今回発表された技術では、高圧の電気を5万分の1秒というごく短い時間金属に当てるプラズマ放電方式を採用した。これにより発生する衝撃波と熱を当てて金属を飛ばし、プラスチックから物理的に分離させる。この方法だと、金属とプラスチックのリサイクルが簡単にでき、プラスチックの劣化もほとんどないという。また、装置の大きさも「従来の5〜10分の1で済む」(松下電器産業 PAVC社 AVC開発センター 主席技師の久角隆雄氏)とのことだ。
金属に照射する電圧の量などを変えることで、幅広い種類の金属やプラスチックに対応する。凹凸のあるプラスチックでも、認識装置をつければ対応できるという。また、大量の薬剤を用いる従来の方法に比べて環境負荷を減らすことができ、低コストで効率的に金属を回収できるとしている。

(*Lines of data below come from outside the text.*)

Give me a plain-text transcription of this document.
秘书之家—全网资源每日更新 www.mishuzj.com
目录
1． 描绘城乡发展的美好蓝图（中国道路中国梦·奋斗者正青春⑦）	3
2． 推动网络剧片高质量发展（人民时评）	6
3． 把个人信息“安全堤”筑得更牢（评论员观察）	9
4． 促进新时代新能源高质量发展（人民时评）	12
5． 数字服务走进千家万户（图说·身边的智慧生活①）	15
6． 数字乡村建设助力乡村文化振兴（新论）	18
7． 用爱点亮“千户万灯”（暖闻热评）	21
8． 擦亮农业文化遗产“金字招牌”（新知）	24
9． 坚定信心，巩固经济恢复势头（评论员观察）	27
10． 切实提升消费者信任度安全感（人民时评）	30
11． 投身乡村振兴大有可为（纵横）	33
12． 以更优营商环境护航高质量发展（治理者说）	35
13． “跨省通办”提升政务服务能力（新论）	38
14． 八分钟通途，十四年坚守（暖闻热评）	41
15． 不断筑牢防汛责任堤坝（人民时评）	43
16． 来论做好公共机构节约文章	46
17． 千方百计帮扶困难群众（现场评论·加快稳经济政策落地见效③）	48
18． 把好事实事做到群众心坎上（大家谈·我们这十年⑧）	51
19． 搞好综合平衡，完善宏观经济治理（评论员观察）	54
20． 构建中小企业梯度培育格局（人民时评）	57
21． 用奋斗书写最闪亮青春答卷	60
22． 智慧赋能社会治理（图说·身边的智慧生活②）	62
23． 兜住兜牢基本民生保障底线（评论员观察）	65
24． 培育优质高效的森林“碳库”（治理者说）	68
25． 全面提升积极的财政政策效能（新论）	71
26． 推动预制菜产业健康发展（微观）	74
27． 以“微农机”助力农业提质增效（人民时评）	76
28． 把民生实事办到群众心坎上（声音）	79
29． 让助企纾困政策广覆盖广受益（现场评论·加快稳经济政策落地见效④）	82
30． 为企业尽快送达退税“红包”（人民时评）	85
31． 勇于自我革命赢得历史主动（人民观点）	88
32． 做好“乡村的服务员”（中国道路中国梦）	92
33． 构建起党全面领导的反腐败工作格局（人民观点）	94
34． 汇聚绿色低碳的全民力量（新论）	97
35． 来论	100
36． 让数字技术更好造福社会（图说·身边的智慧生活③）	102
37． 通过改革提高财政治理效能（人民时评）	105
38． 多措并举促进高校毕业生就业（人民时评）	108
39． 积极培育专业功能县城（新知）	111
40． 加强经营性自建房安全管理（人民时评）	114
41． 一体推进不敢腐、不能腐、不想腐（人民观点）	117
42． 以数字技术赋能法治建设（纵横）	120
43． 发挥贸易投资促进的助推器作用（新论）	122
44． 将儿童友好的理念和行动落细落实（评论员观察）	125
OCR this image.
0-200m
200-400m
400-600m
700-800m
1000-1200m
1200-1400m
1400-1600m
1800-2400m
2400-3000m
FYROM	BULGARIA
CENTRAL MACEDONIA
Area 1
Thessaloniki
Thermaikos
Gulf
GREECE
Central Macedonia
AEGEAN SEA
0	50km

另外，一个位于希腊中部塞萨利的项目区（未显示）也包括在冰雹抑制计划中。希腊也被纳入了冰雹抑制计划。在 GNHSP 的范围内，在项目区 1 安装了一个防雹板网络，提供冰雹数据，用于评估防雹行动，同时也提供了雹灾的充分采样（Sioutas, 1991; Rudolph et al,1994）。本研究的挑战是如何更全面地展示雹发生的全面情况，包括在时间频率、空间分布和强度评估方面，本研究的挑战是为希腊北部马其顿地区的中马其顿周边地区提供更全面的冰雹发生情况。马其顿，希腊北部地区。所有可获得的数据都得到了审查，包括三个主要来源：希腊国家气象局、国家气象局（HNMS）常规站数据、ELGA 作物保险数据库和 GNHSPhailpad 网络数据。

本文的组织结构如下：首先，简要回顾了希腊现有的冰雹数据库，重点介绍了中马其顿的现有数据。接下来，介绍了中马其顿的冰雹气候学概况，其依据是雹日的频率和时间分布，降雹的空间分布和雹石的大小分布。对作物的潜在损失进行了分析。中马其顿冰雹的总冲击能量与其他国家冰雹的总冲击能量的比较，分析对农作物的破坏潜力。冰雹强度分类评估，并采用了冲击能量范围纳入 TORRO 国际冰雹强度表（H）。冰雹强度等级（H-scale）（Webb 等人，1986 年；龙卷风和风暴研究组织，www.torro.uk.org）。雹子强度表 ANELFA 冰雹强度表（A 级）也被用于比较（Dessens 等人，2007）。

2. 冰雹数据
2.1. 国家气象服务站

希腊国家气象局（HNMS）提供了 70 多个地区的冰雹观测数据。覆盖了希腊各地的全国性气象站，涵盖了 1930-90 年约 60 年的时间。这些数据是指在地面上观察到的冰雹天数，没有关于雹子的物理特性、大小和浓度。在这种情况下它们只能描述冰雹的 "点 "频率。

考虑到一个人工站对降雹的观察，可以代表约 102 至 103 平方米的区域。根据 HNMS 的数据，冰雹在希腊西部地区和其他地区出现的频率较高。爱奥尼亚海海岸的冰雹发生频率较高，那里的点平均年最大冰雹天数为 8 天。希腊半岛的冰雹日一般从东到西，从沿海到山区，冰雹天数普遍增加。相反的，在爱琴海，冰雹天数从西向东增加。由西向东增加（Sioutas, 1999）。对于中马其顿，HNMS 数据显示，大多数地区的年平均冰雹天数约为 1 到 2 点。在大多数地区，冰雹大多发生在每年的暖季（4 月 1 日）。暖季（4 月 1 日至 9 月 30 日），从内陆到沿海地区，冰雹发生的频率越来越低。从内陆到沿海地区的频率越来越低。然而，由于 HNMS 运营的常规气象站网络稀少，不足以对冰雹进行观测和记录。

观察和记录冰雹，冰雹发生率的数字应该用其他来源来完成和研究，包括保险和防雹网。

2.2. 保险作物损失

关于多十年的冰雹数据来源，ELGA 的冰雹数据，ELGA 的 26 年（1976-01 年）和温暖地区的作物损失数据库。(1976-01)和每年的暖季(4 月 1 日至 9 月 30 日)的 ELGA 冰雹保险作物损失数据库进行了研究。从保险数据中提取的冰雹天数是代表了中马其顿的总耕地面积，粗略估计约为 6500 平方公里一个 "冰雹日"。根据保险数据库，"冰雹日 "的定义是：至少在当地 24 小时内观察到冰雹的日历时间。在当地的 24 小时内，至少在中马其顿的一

松下電器では2005年度中に同技術を使った装置を商品化し、外販していく。A4の大きさであれば、30秒程度で処理できるようになるという。販売先は国内のリサイクル業者が中心となる予定。価格は「700万円程度になるのではないか」(久角氏)とした。なお、松下電器は今回の技術について、熊本大学 電機エネルギー応用研究室 教授の秋山秀典氏と共同で3件の特許を出願している。